Martha Nussbaum sieht eine existenzielle Krise der konservativen Partei. Deren künftige Ausrichtung entscheide auch darüber, ob es Biden gelingt, das Land wieder zu einen.

Donald Trump ist zurück in den Schlagzeilen, keine volle Woche nach dem Ende seiner Präsidentschaft dominiert er wieder die politische Debatte in den USA. Das Abgeordnetenhaus überreichte am Montag dem Senat eine Anklageschrift gegen den Ex-Präsidenten – zum zweiten Mal innerhalb eines Jahres wird Trump ein politischer Prozess gemacht.

Anstiftung zur Aufruhr lautet der Vorwurf. Trump soll für seine Rolle bei der Erstürmung des Kapitols am 6. Januar durch rechte Randalierer zur Verantwortung gezogen werden.

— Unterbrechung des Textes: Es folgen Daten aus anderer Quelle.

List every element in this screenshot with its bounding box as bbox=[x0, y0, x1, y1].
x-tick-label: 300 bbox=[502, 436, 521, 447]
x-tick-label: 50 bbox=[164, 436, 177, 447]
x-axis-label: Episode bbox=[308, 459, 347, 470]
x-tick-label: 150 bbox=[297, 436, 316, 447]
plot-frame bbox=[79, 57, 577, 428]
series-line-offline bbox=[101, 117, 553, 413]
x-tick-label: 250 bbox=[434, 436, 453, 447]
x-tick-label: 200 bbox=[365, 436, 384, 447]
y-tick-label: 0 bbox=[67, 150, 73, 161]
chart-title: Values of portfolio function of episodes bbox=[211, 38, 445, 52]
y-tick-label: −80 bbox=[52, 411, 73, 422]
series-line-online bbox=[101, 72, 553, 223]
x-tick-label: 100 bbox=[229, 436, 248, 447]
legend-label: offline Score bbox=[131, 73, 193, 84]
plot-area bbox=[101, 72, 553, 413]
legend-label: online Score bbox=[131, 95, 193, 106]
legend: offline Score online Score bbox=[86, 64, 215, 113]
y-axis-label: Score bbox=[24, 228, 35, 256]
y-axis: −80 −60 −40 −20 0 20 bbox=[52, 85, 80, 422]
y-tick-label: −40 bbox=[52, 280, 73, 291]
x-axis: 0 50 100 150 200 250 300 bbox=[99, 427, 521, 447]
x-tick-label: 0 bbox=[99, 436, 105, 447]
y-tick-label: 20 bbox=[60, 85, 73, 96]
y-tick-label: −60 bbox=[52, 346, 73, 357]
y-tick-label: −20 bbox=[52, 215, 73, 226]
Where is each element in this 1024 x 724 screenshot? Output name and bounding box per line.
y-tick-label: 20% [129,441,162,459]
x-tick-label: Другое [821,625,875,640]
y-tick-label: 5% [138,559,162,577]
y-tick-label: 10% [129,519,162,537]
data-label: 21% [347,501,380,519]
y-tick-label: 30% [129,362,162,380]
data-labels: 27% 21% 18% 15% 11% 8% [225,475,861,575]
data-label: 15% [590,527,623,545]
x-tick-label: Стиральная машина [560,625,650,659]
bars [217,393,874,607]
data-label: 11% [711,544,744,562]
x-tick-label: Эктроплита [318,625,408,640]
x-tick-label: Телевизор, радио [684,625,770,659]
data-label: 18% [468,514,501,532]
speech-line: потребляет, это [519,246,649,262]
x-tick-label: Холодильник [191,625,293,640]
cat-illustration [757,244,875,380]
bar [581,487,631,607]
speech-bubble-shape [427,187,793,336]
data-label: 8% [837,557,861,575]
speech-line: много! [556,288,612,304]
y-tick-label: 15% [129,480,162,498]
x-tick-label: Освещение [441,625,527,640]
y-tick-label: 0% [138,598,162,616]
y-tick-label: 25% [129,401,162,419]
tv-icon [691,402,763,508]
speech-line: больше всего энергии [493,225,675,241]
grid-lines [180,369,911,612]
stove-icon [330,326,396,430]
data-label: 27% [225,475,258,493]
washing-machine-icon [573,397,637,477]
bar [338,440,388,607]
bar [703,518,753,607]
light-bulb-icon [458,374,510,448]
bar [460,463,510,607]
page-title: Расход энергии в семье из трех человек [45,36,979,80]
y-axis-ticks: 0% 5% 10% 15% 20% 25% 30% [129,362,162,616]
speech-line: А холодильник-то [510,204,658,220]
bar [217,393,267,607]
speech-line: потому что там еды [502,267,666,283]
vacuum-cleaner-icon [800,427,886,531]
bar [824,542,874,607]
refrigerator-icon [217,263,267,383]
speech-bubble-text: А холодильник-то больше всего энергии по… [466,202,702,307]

Wohin also steuern die USA? Es lohnt sich, darüber mit Experten zu sprechen, die einen anderen Blick auf die Dinge haben als die Politiker, die Amerikas ideologische Grabenkämpfe seit Jahrzehnten ausfechten. Kaum jemand hat sich mit den Gründen für die Spaltung der USA so kenntnisreich auseinandergesetzt wie die Philosophin Martha Nussbaum. Für ihre Arbeit wurde sie mit dem Kyoto-Preis geehrt, dem „Nobelpreis der Philosophie“.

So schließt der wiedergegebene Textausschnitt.